# Lots of pattens



## Mevbb (Sep 5, 2011)

http://internationalknittingpatterns.tumblr.com/tagged/English


----------



## MaryCarter (Oct 17, 2011)

Lovely.....thanks, some good tutorials there too.


----------



## deblovestoknit (Jan 11, 2013)

Thank you!!


----------



## moragagray (Nov 3, 2011)

Great site - thanks for sharing!


----------



## Margaree (May 24, 2011)

Thank you. Lots of lovely patterns and good information


----------



## Araciel (Apr 2, 2011)

What a wonderful site, I bookmarked it. Now my question is, I saw a turtleneck that I want to try to make, is from Berroco, I sent email to company, but have a feeling there be no help. So, is anyone here have a copy of this pattern. Is on page 15, called Moira yarn used is softwist?
I appreciate any help.
Peoline


----------



## tricia488 (Jul 26, 2011)

thank you, some very nice patterns and tutorials.


----------



## vayankee (May 5, 2011)

Terrific site - thanks for posting!


----------



## Lalane (Aug 23, 2011)

Thank you very interesting stuff there.


----------



## yogandi (Mar 24, 2012)

Great site thanks for posting.


----------



## Maisy (Feb 18, 2011)

Thank-you, so many good patterns.


----------



## Araciel (Apr 2, 2011)

I have been looking through the patterns and they are beautiful, the ones I would like to have they are in Russian? Needles to say I don't speak the language. Still I enjoy looking through.


----------



## charliesrose (Dec 6, 2012)

Peoline said:


> I have been looking through the patterns and they are beautiful, the ones I would like to have they are in Russian? Needles to say I don't speak the language. Still I enjoy looking through.


The patterns are lovely. I liked the different stitch patterns offered.

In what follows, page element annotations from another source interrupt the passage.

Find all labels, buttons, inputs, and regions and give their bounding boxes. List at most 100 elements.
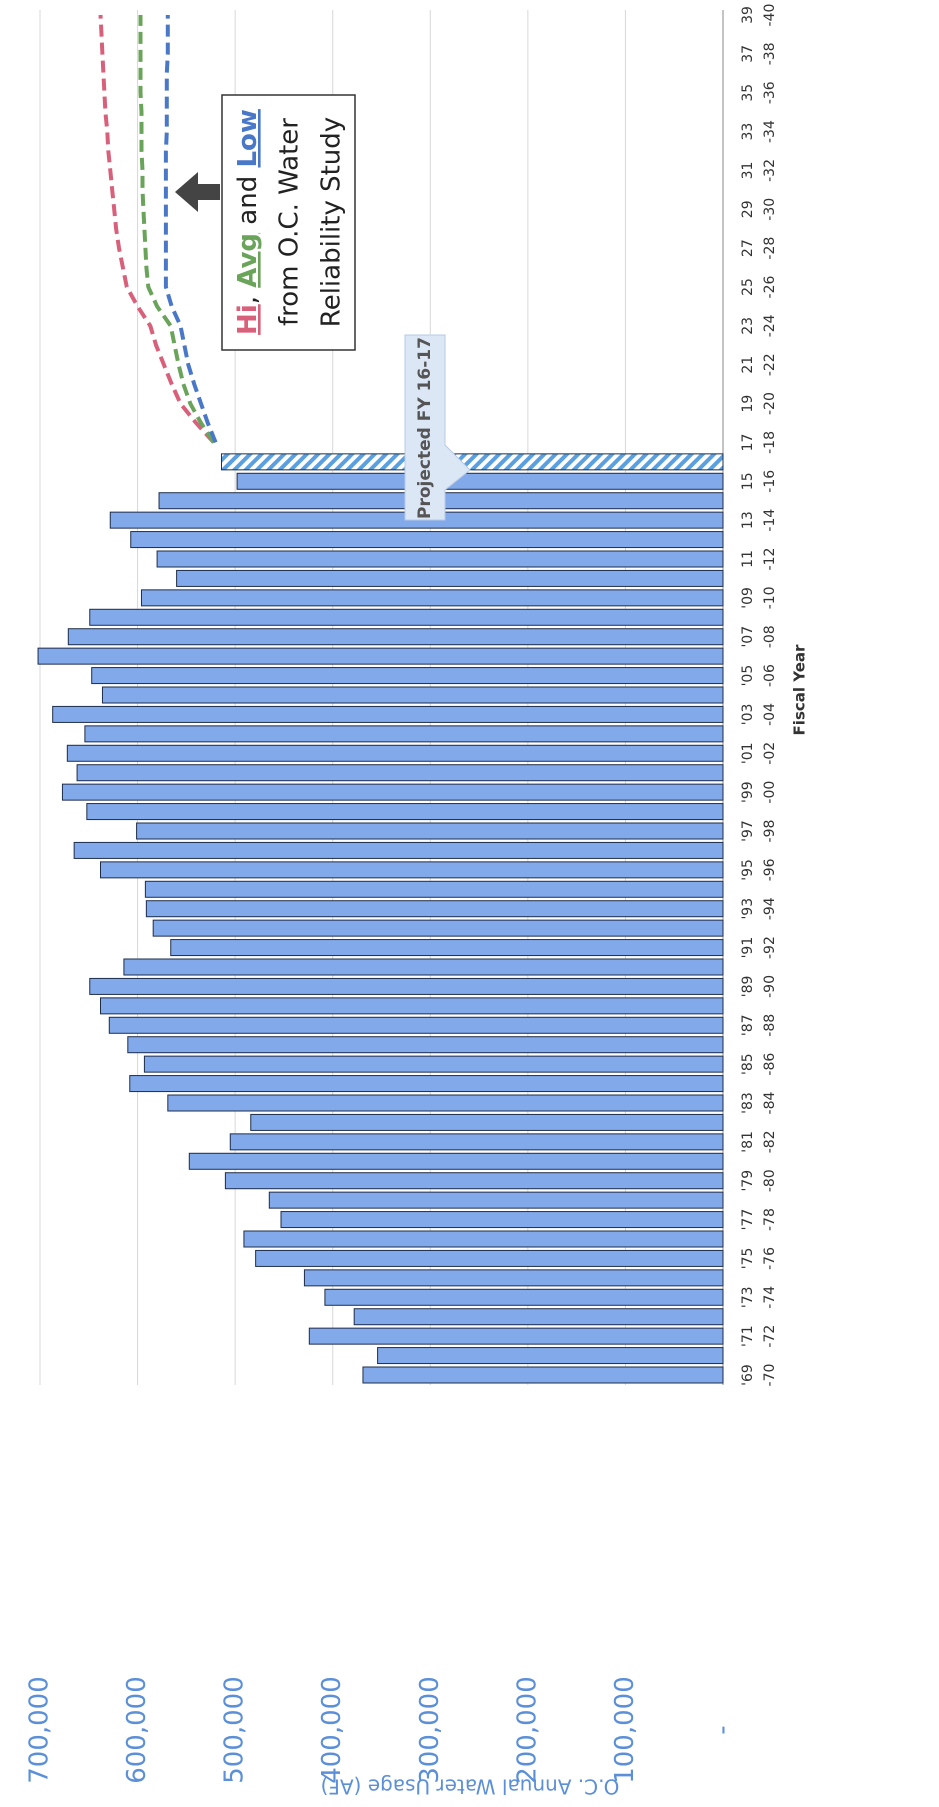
x-tick-label: 11 [740, 550, 756, 568]
x-tick-label: '95 [740, 859, 756, 881]
bar [84, 725, 724, 743]
x-tick-label: -02 [762, 742, 778, 765]
bar [37, 647, 724, 665]
x-tick-label: -84 [762, 1091, 778, 1114]
bar [129, 1075, 724, 1093]
bar [250, 1113, 724, 1131]
y-tick-label: 400,000 [317, 1676, 347, 1784]
x-tick-label: 17 [740, 434, 756, 452]
bar [86, 803, 724, 821]
note-line: from O.C. Water [275, 118, 305, 326]
bar [91, 667, 724, 685]
x-tick-label: '77 [740, 1209, 756, 1231]
x-tick-label: -76 [762, 1247, 778, 1270]
x-tick-label: '05 [740, 665, 756, 687]
x-tick-label: '83 [740, 1092, 756, 1114]
x-tick-label: -36 [762, 81, 778, 104]
bar [152, 919, 724, 937]
x-tick-label: -40 [762, 4, 778, 27]
bar [224, 1172, 724, 1190]
x-tick-label: -86 [762, 1053, 778, 1076]
y-tick-label: 300,000 [415, 1676, 445, 1784]
x-tick-label: -32 [762, 159, 778, 182]
x-tick-label: -16 [762, 470, 778, 493]
x-tick-label: -94 [762, 897, 778, 920]
x-tick-label: '97 [740, 820, 756, 842]
x-tick-label: -38 [762, 42, 778, 65]
bar [377, 1347, 724, 1365]
note-line: Hi, Avg and Low [233, 109, 263, 335]
x-tick-label: 39 [740, 6, 756, 24]
bar [99, 861, 724, 879]
bar [324, 1288, 724, 1306]
x-tick-label: 21 [740, 356, 756, 374]
x-tick-label: 15 [740, 472, 756, 490]
note-text: and [233, 168, 263, 233]
x-tick-label: '03 [740, 704, 756, 726]
projection-line [163, 15, 218, 444]
bar [268, 1191, 724, 1209]
bar [123, 958, 724, 976]
x-tick-label: 19 [740, 395, 756, 413]
x-tick-label: -08 [762, 625, 778, 648]
x-tick-label: -90 [762, 975, 778, 998]
y-tick-label: 500,000 [220, 1676, 250, 1784]
x-tick-label: -70 [762, 1364, 778, 1387]
bar [130, 531, 724, 549]
x-tick-label: -28 [762, 237, 778, 260]
x-tick-label: -72 [762, 1325, 778, 1348]
bar [188, 1152, 724, 1170]
x-tick-label: '79 [740, 1170, 756, 1192]
x-tick-label: -88 [762, 1014, 778, 1037]
x-tick-label: '71 [740, 1325, 756, 1347]
x-tick-label: -96 [762, 858, 778, 881]
legend-entry: Hi [233, 304, 263, 335]
x-tick-label: 13 [740, 511, 756, 529]
x-tick-label: -20 [762, 392, 778, 415]
x-tick-label: -80 [762, 1169, 778, 1192]
x-tick-label: 25 [740, 278, 756, 296]
x-tick-label: 37 [740, 45, 756, 63]
x-tick-label: 29 [740, 200, 756, 218]
x-tick-label: '81 [740, 1131, 756, 1153]
bar [127, 1036, 724, 1054]
x-tick-label: -10 [762, 586, 778, 609]
x-tick-label: 23 [740, 317, 756, 335]
bar [353, 1308, 724, 1326]
y-tick-label: 100,000 [610, 1676, 640, 1784]
note-line: Reliability Study [317, 117, 347, 327]
x-tick-label: -92 [762, 936, 778, 959]
bar [303, 1269, 724, 1287]
bar [308, 1327, 724, 1345]
bar [144, 880, 724, 898]
x-tick-label: 35 [740, 84, 756, 102]
x-tick-label: -82 [762, 1130, 778, 1153]
x-axis-title: Fiscal Year [791, 644, 809, 735]
callout-box [404, 334, 471, 521]
x-tick-label: -74 [762, 1286, 778, 1309]
bar [136, 822, 724, 840]
x-tick-label: '75 [740, 1248, 756, 1270]
bar [280, 1211, 724, 1229]
x-tick-label: 31 [740, 162, 756, 180]
bar [67, 628, 724, 646]
lines [98, 14, 218, 444]
x-tick-label: '85 [740, 1053, 756, 1075]
x-tick-label: '01 [740, 742, 756, 764]
bar [73, 841, 724, 859]
x-tick-label: -00 [762, 781, 778, 804]
bar [66, 744, 724, 762]
bar [243, 1230, 724, 1248]
bar [61, 783, 724, 801]
bar [362, 1366, 724, 1384]
x-tick-label: -26 [762, 275, 778, 298]
bar [52, 705, 724, 723]
bar [145, 900, 724, 918]
bar [89, 977, 724, 995]
x-tick-label: '69 [740, 1364, 756, 1386]
bar [108, 1016, 724, 1034]
x-tick-label: 27 [740, 239, 756, 257]
x-tick-label: '89 [740, 976, 756, 998]
y-tick-label: - [708, 1725, 738, 1734]
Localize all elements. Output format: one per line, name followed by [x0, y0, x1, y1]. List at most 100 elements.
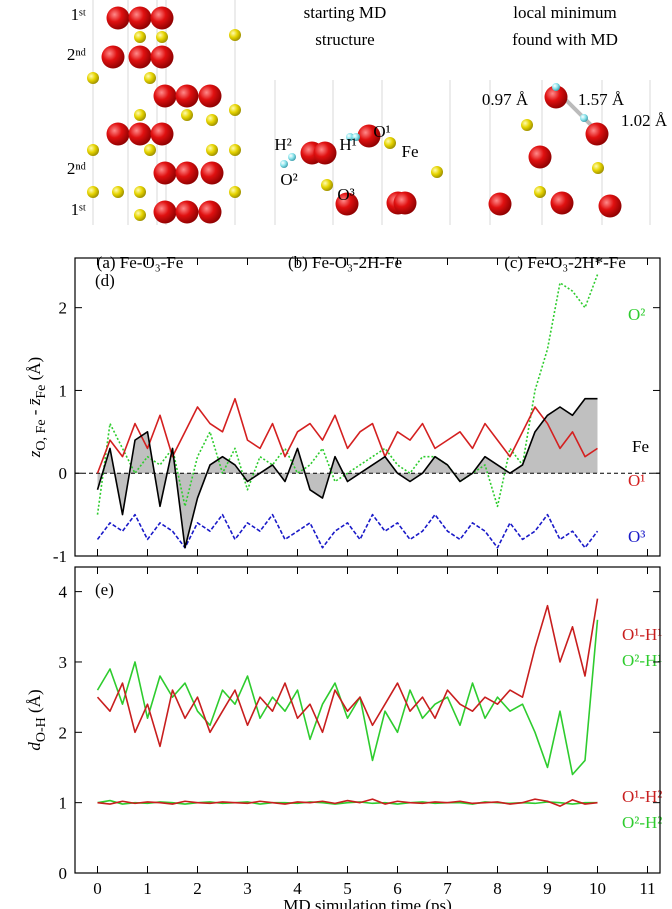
fe-atom	[144, 72, 156, 84]
h-atom	[346, 133, 354, 141]
fe-atom	[87, 144, 99, 156]
o-atom	[175, 84, 199, 108]
y-axis-title-part: d	[25, 742, 44, 751]
h-atom	[288, 153, 296, 161]
o-atom	[175, 161, 199, 185]
o-atom	[128, 45, 152, 69]
caption: (a) Fe-O₃-Fe	[97, 253, 184, 272]
o-atom	[335, 192, 359, 216]
layer-label: 1ˢᵗ	[71, 5, 86, 24]
atom-label: O¹	[373, 122, 390, 141]
y-tick-label: 4	[59, 583, 68, 602]
structures: 1ˢᵗ 2ⁿᵈ 2ⁿᵈ 1ˢᵗ starting MD structure local mi…	[67, 0, 668, 272]
o-atom	[598, 194, 622, 218]
series-line	[96, 397, 598, 549]
series-line	[97, 798, 598, 807]
o-atom	[544, 85, 568, 109]
y-axis-title: dO-H (Å)	[25, 689, 49, 750]
plot-frame	[74, 566, 661, 874]
o-atom	[198, 84, 222, 108]
series-label: O³	[628, 527, 645, 546]
o-atom	[153, 200, 177, 224]
caption: (b) Fe-O₃-2H-Fe	[288, 253, 402, 272]
fe-atom	[87, 186, 99, 198]
y-tick-label: -1	[53, 547, 67, 566]
o-atom	[198, 200, 222, 224]
o-atom	[585, 122, 609, 146]
series-label: O²-H²	[622, 813, 662, 832]
series-label: O¹-H¹	[622, 625, 662, 644]
y-tick-label: 2	[59, 299, 68, 318]
fe-atom	[112, 186, 124, 198]
layer-label: 1ˢᵗ	[71, 200, 86, 219]
series-label: O¹-H²	[622, 787, 662, 806]
fe-atom	[384, 137, 396, 149]
atom-label: Fe	[402, 142, 419, 161]
o-atom	[128, 122, 152, 146]
fe-atom	[534, 186, 546, 198]
fe-atom	[134, 31, 146, 43]
h-atom	[552, 83, 560, 91]
series-line	[96, 513, 599, 549]
atom-label: H¹	[339, 135, 356, 154]
fe-atom	[181, 109, 193, 121]
y-axis-title-part: O, Fe	[34, 419, 49, 450]
series-label: O²	[628, 305, 645, 324]
plot-area	[96, 598, 599, 807]
x-tick-label: 2	[193, 879, 202, 898]
o-atom	[393, 191, 417, 215]
x-tick-label: 4	[293, 879, 302, 898]
plot-frame	[74, 257, 661, 557]
y-axis-title-part: z	[25, 450, 44, 458]
plot-area	[75, 274, 660, 549]
panel-label: (e)	[95, 580, 114, 599]
series-label: O²-H¹	[622, 651, 662, 670]
atom-label: H²	[274, 135, 291, 154]
o-atom	[128, 6, 152, 30]
o-atom	[106, 6, 130, 30]
y-tick-label: 3	[59, 653, 68, 672]
x-tick-label: 5	[343, 879, 352, 898]
o-atom	[150, 6, 174, 30]
heading: local minimum	[513, 3, 616, 22]
y-axis-title-part: -	[25, 405, 44, 419]
x-tick-label: 8	[493, 879, 502, 898]
fe-atom	[134, 209, 146, 221]
o-atom	[153, 161, 177, 185]
x-tick-label: 11	[639, 879, 655, 898]
layer-label: 2ⁿᵈ	[67, 159, 86, 178]
series-line	[96, 274, 599, 515]
fe-atom	[229, 144, 241, 156]
heading: found with MD	[512, 30, 618, 49]
x-tick-label: 9	[543, 879, 552, 898]
y-tick-label: 1	[59, 794, 68, 813]
fe-atom	[134, 109, 146, 121]
fe-atom	[229, 29, 241, 41]
y-tick-label: 1	[59, 381, 68, 400]
o-atom	[528, 145, 552, 169]
o-atom	[550, 191, 574, 215]
panel-label: (d)	[95, 271, 115, 290]
fe-atom	[521, 119, 533, 131]
bond-label: 1.02 Å	[621, 111, 668, 130]
o-atom	[488, 192, 512, 216]
series-line	[96, 598, 599, 748]
bond-label: 0.97 Å	[482, 90, 529, 109]
fe-atom	[431, 166, 443, 178]
x-tick-label: 10	[589, 879, 606, 898]
atom-label: O²	[280, 170, 297, 189]
fe-atom	[229, 104, 241, 116]
atom-label: O³	[337, 185, 354, 204]
h-atom	[352, 133, 360, 141]
series-line	[96, 397, 598, 474]
o-atom	[200, 161, 224, 185]
o-atom	[357, 124, 381, 148]
y-axis-title-part: (Å)	[25, 689, 44, 717]
heading: structure	[315, 30, 374, 49]
o-atom	[101, 45, 125, 69]
o-atom	[150, 122, 174, 146]
o-atom	[153, 84, 177, 108]
bond-label: 1.57 Å	[578, 90, 625, 109]
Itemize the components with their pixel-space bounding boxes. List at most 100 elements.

I have taken some European patterns and used Google Translate to put them into English. It works pretty well.


----------



## ladybuys (Jan 14, 2011)

Thanks so much for this site.......it's a keeper.


----------



## conch72 (May 11, 2012)

Thanks for the link. I liked the Honey Cowl and have already downloaded it.


----------



## Paula Plant (Apr 5, 2011)

Hi 
The patterns are lovely but how do you translate them.


----------



## Hudson (Mar 3, 2011)

Paula Plant, I'm with you! What I like appears to be in French...going to have to have help on this.


----------



## run4fittness (May 22, 2011)

nice!


----------



## ladystarshine (Apr 29, 2011)

how do you get them transalted?


----------



## AddisonM57 (Nov 5, 2019)

[No message]


----------